IN NOME DEL POPOLO ITALIANO

Il Consiglio di Stato

in sede giurisdizionale (Sezione Quarta)

ha pronunciato la presente

SENTENZA

sul ricorso in appello nr. 2156 del 2015, proposto dal MINISTERO DELLA GIUSTIZIA e dal MINISTERO DELLO SVILUPPO ECONOMICO, in persona dei rispettivi Ministri pro tempore, rappresentati e difesi ope legis dall’Avvocatura Generale dello Stato, domiciliati presso la stessa in Roma, via dei Portoghesi, 12,

contro

l’UNIONE NAZIONALE DELLE CAMERE CIVILI (U.N.C.C.), in persona del legale rappresentante pro tempore, rappresentata e difesa dagli avv.ti Antonio de Notaristefani di Vastogirardi e Francesco Storace, con domicilio eletto presso quest’ultimo in Roma, via Crescenzio, 20,

e con l’intervento di

ad adiuvandum:
– avvocati Roberto NICODEMI, Maria AGNINO, Antonio D’AGOSTINO, Alessandra GULLO, Gemma SURACI, Monica MAZZENGA, Gabriella SANTINI, Laura NICOLAMARIA, Nicola PRIMERANO, Luigi RAPISARDA, Elisabetta ZENONI, Alessandra TOMBOLINI, Sabina MARONCELLI, Stefano AGAMENNONE, Silvia MONTANI, Elena ZAFFINO, Elisabetta Carla PICCIONI, Luciano CAPOGROSSI GUARNA, Giuliana SCROCCA, Maurizio FERRI, Matilde ABIGNENTE, Guido CARDELLI, Marco Fabio LEPPO, Alessandra ROMANINI, Claudio DRAGONE, Roberta D’UBALDO, Corrado DE MARTINI, Arnaldo Maria MANFREDI, Eugenio GAGLIANO, Fabio CAIAFFA e Daniela BERTES, rappresentati e difesi dall’avv.

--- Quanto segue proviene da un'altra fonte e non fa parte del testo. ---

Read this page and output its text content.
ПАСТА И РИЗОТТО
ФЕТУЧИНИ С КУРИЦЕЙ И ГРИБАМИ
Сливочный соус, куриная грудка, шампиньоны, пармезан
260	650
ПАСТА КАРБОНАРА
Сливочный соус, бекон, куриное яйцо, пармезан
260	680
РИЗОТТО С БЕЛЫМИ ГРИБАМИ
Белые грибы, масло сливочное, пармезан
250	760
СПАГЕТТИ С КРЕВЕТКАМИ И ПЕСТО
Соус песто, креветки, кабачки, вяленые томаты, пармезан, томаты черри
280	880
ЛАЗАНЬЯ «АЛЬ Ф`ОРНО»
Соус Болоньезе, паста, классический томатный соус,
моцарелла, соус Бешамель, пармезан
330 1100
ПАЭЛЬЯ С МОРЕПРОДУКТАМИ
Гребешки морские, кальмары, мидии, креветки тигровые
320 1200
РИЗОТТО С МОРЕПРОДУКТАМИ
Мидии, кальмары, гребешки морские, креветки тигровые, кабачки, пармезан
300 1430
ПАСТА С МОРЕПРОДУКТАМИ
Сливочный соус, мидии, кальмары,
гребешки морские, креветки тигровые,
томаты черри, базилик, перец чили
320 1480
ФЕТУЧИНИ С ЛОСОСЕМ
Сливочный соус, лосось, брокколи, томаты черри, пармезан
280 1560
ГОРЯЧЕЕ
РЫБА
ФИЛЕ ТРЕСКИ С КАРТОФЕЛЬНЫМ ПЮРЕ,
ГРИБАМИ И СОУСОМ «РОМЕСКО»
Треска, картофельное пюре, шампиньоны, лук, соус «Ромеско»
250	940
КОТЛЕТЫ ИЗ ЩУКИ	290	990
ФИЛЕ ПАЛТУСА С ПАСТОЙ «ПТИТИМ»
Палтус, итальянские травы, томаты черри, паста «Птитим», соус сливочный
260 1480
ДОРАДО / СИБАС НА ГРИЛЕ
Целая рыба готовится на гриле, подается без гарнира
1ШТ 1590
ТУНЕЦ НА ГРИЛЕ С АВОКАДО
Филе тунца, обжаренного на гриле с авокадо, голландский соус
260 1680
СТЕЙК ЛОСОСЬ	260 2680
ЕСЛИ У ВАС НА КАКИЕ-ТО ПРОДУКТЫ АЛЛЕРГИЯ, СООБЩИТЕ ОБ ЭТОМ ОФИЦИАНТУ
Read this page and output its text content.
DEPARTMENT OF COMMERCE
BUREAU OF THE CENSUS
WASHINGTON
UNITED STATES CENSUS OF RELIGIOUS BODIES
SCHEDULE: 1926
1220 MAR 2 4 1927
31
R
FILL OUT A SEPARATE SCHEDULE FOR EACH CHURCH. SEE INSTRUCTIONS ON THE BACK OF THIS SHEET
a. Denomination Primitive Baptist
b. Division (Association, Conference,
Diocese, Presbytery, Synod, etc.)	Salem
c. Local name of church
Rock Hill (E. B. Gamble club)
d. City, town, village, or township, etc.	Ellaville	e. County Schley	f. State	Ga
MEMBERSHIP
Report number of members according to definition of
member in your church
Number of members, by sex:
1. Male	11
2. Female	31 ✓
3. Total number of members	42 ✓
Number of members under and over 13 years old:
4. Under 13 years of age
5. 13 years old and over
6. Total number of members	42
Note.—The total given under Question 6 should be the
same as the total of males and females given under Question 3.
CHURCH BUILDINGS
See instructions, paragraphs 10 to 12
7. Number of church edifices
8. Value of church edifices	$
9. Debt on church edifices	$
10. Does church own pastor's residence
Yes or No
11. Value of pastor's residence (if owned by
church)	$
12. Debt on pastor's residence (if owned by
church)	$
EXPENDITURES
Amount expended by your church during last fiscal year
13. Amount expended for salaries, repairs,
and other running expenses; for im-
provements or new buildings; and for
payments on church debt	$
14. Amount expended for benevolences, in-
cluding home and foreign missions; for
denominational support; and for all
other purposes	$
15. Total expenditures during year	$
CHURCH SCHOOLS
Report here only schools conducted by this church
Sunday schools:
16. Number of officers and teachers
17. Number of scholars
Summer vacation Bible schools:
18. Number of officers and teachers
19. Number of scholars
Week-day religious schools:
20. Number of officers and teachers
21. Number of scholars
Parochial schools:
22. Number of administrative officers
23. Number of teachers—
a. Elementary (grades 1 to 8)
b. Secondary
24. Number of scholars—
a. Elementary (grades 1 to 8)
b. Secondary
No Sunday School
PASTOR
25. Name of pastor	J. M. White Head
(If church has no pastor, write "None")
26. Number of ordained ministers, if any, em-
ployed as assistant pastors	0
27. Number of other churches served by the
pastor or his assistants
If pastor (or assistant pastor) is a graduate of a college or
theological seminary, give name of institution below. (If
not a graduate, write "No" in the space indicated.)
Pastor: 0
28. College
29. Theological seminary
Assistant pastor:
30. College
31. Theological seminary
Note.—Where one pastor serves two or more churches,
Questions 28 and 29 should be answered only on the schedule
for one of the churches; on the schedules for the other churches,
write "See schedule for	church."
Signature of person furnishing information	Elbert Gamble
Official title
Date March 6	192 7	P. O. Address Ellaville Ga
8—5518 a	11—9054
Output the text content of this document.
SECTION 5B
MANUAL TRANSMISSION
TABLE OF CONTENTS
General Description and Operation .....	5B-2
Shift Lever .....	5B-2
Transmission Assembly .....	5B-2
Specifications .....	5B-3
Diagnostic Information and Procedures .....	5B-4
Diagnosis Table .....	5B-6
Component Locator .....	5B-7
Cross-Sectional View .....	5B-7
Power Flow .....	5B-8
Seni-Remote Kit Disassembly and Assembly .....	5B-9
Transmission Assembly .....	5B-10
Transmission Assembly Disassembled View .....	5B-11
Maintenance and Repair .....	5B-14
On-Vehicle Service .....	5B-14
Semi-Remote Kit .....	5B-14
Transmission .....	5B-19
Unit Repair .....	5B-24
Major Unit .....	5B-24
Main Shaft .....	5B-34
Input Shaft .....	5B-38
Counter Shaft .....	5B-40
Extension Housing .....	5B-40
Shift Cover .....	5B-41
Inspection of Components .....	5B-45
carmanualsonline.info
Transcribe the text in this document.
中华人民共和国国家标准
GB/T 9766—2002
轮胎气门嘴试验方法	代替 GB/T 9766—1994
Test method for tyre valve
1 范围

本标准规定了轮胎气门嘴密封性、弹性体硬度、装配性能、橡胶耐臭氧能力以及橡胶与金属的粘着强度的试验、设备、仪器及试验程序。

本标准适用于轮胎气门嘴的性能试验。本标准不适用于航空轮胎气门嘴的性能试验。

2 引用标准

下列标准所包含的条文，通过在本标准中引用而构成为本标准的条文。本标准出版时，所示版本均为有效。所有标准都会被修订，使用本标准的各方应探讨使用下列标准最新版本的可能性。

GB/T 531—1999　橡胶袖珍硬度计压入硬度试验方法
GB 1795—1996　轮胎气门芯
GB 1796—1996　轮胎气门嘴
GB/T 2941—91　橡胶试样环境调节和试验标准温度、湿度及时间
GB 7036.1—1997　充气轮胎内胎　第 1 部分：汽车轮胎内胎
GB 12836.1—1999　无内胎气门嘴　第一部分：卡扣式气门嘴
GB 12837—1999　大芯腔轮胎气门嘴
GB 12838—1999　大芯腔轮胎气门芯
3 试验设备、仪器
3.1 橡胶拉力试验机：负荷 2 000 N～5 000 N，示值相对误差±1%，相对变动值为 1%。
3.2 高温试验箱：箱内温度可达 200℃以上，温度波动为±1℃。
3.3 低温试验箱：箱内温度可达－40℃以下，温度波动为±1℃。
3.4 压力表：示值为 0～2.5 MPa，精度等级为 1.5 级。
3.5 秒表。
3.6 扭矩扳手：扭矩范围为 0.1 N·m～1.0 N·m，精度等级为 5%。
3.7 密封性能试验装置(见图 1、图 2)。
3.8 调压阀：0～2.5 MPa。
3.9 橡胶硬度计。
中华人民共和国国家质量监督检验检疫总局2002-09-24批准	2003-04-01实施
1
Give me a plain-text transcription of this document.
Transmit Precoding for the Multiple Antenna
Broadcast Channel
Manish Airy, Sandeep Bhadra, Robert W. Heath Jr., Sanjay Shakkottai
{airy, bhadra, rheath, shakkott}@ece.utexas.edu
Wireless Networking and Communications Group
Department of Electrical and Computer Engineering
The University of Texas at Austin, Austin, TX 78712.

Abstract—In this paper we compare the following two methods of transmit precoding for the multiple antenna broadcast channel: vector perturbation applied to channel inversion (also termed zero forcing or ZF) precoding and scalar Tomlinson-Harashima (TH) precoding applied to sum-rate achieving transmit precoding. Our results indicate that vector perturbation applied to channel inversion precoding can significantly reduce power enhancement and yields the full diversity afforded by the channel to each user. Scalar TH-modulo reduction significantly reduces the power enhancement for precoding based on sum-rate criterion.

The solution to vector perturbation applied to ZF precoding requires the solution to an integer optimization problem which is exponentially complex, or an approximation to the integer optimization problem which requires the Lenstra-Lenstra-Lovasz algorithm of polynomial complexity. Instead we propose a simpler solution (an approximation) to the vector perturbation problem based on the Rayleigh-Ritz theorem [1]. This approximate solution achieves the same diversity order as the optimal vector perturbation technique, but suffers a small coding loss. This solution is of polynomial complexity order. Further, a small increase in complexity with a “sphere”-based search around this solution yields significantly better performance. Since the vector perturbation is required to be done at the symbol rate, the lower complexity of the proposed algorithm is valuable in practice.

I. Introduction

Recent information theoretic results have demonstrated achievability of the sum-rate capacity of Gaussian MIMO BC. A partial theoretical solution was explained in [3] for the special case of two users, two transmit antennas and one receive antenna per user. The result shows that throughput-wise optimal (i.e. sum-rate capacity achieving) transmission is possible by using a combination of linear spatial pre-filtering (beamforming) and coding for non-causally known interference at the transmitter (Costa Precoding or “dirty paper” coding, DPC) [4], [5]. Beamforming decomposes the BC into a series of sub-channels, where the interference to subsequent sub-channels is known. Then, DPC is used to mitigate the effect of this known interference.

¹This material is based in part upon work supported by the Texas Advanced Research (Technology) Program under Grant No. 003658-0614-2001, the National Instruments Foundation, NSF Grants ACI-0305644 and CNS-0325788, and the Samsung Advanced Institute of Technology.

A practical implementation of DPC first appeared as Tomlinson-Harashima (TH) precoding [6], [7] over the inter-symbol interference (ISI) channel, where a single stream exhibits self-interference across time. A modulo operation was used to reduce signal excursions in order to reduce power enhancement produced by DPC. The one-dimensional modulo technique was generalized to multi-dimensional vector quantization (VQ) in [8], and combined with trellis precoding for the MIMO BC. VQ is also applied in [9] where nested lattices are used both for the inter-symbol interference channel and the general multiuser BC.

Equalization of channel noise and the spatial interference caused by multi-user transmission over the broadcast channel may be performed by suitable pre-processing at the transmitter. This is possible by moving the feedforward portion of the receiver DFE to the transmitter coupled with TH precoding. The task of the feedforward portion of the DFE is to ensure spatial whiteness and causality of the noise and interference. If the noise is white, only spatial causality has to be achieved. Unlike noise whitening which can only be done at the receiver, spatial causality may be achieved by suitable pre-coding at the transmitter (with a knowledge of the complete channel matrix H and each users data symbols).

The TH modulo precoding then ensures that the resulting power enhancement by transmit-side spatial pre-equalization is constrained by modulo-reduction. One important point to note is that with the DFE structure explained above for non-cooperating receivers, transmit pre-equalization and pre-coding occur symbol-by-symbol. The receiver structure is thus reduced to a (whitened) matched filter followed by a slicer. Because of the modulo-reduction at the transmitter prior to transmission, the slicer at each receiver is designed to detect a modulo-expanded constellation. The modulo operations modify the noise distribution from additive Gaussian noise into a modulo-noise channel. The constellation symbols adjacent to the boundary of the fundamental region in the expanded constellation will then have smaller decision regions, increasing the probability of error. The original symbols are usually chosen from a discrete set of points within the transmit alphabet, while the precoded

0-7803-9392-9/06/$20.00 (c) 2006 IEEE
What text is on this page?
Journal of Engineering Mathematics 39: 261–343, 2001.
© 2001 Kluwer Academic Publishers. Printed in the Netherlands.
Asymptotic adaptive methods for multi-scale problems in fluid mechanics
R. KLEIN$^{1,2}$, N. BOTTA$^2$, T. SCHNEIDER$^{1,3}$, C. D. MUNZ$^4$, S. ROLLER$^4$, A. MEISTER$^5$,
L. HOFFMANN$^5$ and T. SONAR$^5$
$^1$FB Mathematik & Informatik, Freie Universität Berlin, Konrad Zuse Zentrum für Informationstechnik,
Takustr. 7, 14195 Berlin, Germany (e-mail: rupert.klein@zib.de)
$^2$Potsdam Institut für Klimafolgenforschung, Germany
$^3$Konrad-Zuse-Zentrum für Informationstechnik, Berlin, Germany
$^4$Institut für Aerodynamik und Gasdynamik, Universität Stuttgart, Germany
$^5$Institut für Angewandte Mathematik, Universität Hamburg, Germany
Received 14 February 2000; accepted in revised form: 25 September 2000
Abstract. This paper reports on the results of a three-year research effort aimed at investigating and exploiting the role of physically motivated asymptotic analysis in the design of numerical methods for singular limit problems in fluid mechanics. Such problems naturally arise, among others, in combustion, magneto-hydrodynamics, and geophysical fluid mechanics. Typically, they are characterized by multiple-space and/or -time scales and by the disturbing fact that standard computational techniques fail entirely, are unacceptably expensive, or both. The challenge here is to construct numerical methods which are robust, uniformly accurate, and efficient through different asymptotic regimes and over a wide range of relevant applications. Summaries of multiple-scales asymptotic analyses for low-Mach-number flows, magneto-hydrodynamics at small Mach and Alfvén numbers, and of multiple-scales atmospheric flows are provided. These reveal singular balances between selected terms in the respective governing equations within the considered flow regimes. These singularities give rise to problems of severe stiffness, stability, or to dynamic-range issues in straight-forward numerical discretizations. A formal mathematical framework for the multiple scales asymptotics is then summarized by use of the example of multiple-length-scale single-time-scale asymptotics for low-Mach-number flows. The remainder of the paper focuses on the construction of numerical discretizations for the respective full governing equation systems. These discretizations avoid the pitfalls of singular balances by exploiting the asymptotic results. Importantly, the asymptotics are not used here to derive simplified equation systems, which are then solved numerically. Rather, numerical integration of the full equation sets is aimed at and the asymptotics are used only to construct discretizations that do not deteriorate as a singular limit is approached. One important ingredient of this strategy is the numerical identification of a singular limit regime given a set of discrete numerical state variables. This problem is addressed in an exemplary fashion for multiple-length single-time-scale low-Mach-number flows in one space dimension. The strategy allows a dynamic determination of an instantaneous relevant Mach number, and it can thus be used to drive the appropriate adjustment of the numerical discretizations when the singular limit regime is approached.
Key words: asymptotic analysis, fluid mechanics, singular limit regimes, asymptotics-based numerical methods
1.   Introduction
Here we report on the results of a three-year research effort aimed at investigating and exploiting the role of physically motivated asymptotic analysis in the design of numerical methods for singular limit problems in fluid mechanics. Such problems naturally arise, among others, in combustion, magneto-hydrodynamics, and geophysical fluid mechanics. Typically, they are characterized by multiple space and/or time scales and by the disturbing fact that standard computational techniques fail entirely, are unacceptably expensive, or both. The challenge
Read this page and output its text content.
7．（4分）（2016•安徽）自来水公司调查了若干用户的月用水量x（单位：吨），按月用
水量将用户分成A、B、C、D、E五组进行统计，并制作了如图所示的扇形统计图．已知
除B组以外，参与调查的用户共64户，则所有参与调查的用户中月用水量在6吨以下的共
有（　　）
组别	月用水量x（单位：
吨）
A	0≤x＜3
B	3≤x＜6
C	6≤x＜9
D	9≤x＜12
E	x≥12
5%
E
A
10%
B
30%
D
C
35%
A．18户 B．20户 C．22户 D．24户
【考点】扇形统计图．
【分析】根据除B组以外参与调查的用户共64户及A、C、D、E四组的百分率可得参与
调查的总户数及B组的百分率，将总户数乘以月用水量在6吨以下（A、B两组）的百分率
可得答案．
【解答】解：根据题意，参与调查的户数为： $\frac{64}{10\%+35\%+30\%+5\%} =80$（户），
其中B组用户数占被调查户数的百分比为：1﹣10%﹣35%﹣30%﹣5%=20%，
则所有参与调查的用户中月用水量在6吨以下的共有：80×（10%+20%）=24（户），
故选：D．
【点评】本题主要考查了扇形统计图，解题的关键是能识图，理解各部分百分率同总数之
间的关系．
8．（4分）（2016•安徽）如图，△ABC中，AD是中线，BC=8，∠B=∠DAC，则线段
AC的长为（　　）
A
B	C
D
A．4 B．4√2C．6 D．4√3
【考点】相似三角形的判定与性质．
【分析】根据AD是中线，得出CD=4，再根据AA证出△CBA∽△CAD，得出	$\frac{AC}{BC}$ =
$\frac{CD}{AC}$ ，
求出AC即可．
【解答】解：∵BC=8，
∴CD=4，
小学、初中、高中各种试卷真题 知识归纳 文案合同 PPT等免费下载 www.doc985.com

Gemma Suraci, con domicilio eletto presso la stessa in Roma, via degli Scipioni, 237;
– ASSOCIAZIONE PRIMAVERA FORENSE, in persona del legale rappresentante pro tempore, rappresentata e difesa dall’avv. Marco Benucci, con domicilio eletto presso lo stesso in Roma, corso d’Italia, 29;

per l’annullamento in parte qua,

previa sospensiva,

della sentenza del T.A.R. del Lazio nr. 1351/2015, notificata in data 5 marzo 2015.

 

Visti il ricorso in appello e i relativi allegati;

Visto l’atto di costituzione in giudizio dell’appellata Unione Nazionale delle Camere Civili (U.N.C.C.) e l’appello incidentale dalla stessa proposto, nonché gli atti di intervento in epigrafe meglio indicati;

Viste le memorie prodotte dall’appellata U.N.C.C. (in data 25 settembre 2015) e dagli intervenienti avv.ti Nicodemi e altri (in data 5 ottobre 2015) a sostegno delle rispettive difese;

Vista l’ordinanza di questa Sezione nr. 1694 del 22 aprile 2015, con la quale è stata accolta la domanda incidentale di sospensione dell’esecuzione della sentenza impugnata;

Visti tutti gli atti della causa;

Relatore, all’udienza pubblica del giorno 27 ottobre 2015, il Consigliere Raffaele Greco;

Uditi l’avv. dello Stato Colelli per le Amministrazioni appellanti, gli avv.ti de Notaristefani di Vastogirardi e Storace per l’U.N.C.C., l’avv. Suraci per gli intervenienti in epigrafe meglio indicati e l’avv. Michele Basile (in dichiarata delega dell’avv. Benucci) per l’ulteriore interveniente Associazione Primavera Forense;

Ritenuto e considerato in fatto e diritto quanto segue.

 

FATTO

Il Ministero della Giustizia e il Ministero dell’Economia e delle Finanze hanno impugnato, chiedendone la riforma previa sospensiva, la sentenza con la quale il T.A.R. del Lazio, in parziale accoglimento del ricorso proposto dall’Unione Nazionale delle Camere Civili (U.N.C.C.), ha parzialmente annullato il decreto nr. 180 del 18 ottobre 2010, recante il regolamento per la determinazione dei criteri e delle modalità di iscrizione e tenuta del registro degli organismi di mediazione e dell’elenco dei formatori per la mediazione, nonché l’approvazione delle indennità spettanti ai suddetti organismi.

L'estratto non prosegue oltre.